Und so ist es bei vielen dieser Fotos. Die Fotografien sind stärker. Das heißt nicht zwangsläufig, dass die Leute diese Präsenz im wirklichen Leben haben. Aber in diesem Moment bekommen sie mit dieser Kamera diese Präsenz, diese Kraft und diesen Ausdruck. Den müssen sie nicht zwangsläufig haben und das müssen sie auch gar nicht sein. Und das finde ich faszinierend, dass ich praktisch damit die Leute irgendwie überhöhe und zu etwas mache, was sie, wenn man es genau nimmt, eigentlich gar nicht sind. Das ist ganz eigenartig, aber es funktioniert irgendwie. Und das liebe ich.
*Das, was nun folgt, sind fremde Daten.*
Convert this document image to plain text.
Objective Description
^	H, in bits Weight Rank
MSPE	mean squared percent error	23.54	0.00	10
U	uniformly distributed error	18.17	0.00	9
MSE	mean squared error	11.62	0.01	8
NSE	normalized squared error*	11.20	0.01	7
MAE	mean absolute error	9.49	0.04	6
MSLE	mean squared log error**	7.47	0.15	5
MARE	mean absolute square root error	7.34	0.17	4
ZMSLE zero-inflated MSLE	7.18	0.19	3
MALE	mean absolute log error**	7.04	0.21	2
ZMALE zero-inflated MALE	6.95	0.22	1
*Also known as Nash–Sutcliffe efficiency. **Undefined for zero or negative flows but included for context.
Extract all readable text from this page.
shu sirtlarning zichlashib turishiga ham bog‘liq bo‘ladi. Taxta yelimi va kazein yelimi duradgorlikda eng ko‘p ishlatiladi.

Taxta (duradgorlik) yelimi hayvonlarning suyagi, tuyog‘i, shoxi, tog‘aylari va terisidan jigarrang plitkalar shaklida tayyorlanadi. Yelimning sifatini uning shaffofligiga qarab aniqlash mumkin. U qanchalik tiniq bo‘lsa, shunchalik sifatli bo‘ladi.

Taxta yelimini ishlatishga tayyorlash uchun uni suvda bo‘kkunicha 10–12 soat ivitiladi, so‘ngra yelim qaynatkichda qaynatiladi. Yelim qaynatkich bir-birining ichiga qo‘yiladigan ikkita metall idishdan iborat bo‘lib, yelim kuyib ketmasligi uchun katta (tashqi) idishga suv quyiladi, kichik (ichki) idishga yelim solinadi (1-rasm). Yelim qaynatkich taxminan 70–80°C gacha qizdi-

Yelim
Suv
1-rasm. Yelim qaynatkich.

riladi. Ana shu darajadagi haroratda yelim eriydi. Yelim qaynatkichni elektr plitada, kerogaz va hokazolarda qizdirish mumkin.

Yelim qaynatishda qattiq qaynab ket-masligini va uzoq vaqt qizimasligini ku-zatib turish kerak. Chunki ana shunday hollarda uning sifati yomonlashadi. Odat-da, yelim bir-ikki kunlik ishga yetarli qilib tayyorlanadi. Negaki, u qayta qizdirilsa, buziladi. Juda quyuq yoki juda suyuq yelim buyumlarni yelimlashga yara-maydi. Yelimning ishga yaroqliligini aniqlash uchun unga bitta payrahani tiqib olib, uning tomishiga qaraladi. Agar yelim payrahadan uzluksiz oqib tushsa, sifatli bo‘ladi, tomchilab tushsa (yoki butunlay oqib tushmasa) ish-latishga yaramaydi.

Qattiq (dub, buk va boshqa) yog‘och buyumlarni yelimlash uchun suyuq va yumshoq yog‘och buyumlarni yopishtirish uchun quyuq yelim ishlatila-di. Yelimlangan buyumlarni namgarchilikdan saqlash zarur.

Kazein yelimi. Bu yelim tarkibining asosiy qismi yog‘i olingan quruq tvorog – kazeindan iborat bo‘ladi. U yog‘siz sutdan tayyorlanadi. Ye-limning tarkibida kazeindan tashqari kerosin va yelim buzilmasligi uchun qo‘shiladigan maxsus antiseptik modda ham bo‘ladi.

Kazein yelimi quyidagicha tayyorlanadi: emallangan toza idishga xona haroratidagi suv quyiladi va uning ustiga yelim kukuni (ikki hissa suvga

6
Das ist das Interessante. Wenn man Fotos bekommt, so wie man aussieht: Das macht ja keinen Sinn, finde ich. Also wenn ich das als Fotograf mache. Wenn ich Schnappschüsse für meine Freundin oder meinen Freund mache, dann ist das ja auch gut. Dann muss es ja nicht mehr sein. Aber wenn du nachher auf den Bildern etwas siehst, was viel stärker ist als was du sonst glaubst. Irgendwo bist du das ja auch. Ich verstehe immer nicht wie das funktioniert, aber es ist so. Manchmal komme ich mir bei meiner eigenen Arbeit auch so vor, dass es eher mit Modellieren zu tun hat. Ich arbeite ja auch viel mit Tänzerinnen und Schauspielerinnen zusammen. Dadurch arbeitet man auch sehr körperlich. Ein Tänzer reagiert ganz anders als ein Normaler. Wenn man digitale Fotos machen würde, würdest du ständig alle paar Schüsse mit dem Modell auf das Display, den Rechner gucken und würdest gleich korrigieren usw.. Und so passiert es einfach. Man arbeitet drei, vier Stunden und hat erst einmal null Ergebnisse. Das heißt, du siehst gar nichts – außer, dass ich weiß, dass es im Kasten ist – aber auch wieder nicht. Und dann dauert die Entwicklung manchmal drei oder sechs Monate.

Es ist nicht das Eins zu Eins. Es geht darum, andere Ergebnisse zu bekommen.